Two competing moralities are at issue here. There is that oddly newish upper-middle-class libertarianism which has it that adults bent on self- destruction should be allowed — and helped — to achieve their goal in “safe, ” timely, and effective fashion. It is now respectable for people to argue that cancer and glaucoma patients should have access to “medical” marijuana cigarettes, though no one has yet proved that smoking pot is ever necessary or good for you. Worse, some of the nation’s leading lawyers and “ethicists,” joined by two federal appellate courts, have lately concluded that truly ” moral” American laws must permit doctors to euthanize their terminal or chronically incapacitated patients when asked to do so.

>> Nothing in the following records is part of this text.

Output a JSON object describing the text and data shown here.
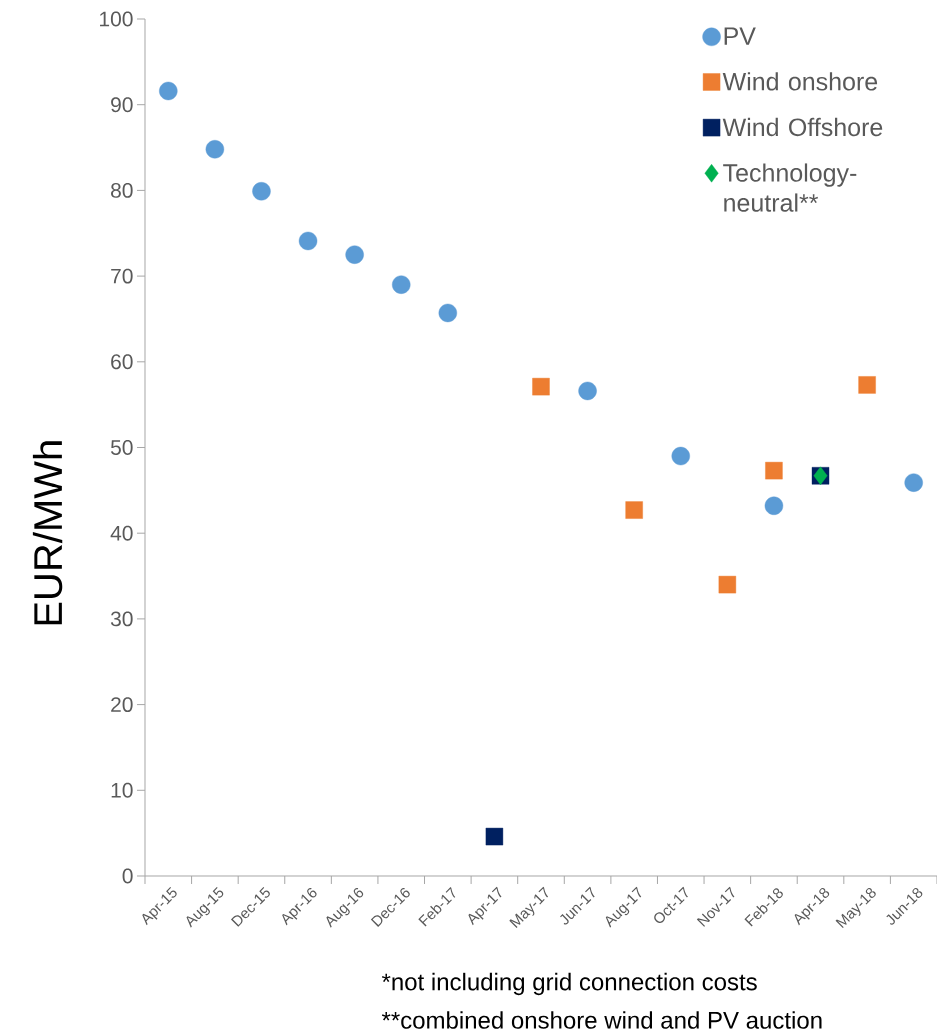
{
  "chart_data": {
    "type": "scatter",
    "ylabel": "EUR/MWh",
    "categories": [
      "Apr-15",
      "Aug-15",
      "Dec-15",
      "Apr-16",
      "Aug-16",
      "Dec-16",
      "Feb-17",
      "Apr-17",
      "May-17",
      "Jun-17",
      "Aug-17",
      "Oct-17",
      "Nov-17",
      "Feb-18",
      "Apr-18",
      "May-18",
      "Jun-18"
    ],
    "series": [
      {
        "name": "PV",
        "color": "#5b9bd5",
        "marker": "circle",
        "values": [
          91.6,
          84.8,
          79.9,
          74.1,
          72.5,
          69.0,
          65.7,
          null,
          null,
          56.6,
          null,
          49.0,
          null,
          43.2,
          null,
          null,
          45.9
        ]
      },
      {
        "name": "Wind onshore",
        "color": "#ed7d31",
        "marker": "square",
        "values": [
          null,
          null,
          null,
          null,
          null,
          null,
          null,
          null,
          57.1,
          null,
          42.7,
          null,
          34.0,
          47.3,
          null,
          57.3,
          null
        ]
      },
      {
        "name": "Wind Offshore",
        "color": "#002060",
        "marker": "square",
        "values": [
          null,
          null,
          null,
          null,
          null,
          null,
          null,
          4.6,
          null,
          null,
          null,
          null,
          null,
          null,
          46.7,
          null,
          null
        ]
      },
      {
        "name": "Technology-neutral**",
        "color": "#00b050",
        "marker": "diamond",
        "values": [
          null,
          null,
          null,
          null,
          null,
          null,
          null,
          null,
          null,
          null,
          null,
          null,
          null,
          null,
          46.7,
          null,
          null
        ]
      }
    ],
    "ylim": [
      0,
      100
    ],
    "yticks": [
      0,
      10,
      20,
      30,
      40,
      50,
      60,
      70,
      80,
      90,
      100
    ],
    "legend": "top right",
    "annotations": [
      "*not including grid connection costs",
      "**combined onshore wind and PV auction"
    ]
  }
}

Against this view stands the simpler, old-fashioned morality that so frustrates AIDS activists and the New York Times: Government should not, in principle, play facilitator to any life-denying impulse. In this particular case, government should not make itself a technician of cocaine and heroin addiction. Especially when there is nothing but glorified guesswork with which to justify the move.

The Clinton administration, for whatever reasons, is right to deny federal funding to needle-exchange programs. Congress should support the president. And work to ensure that he does not change his mind.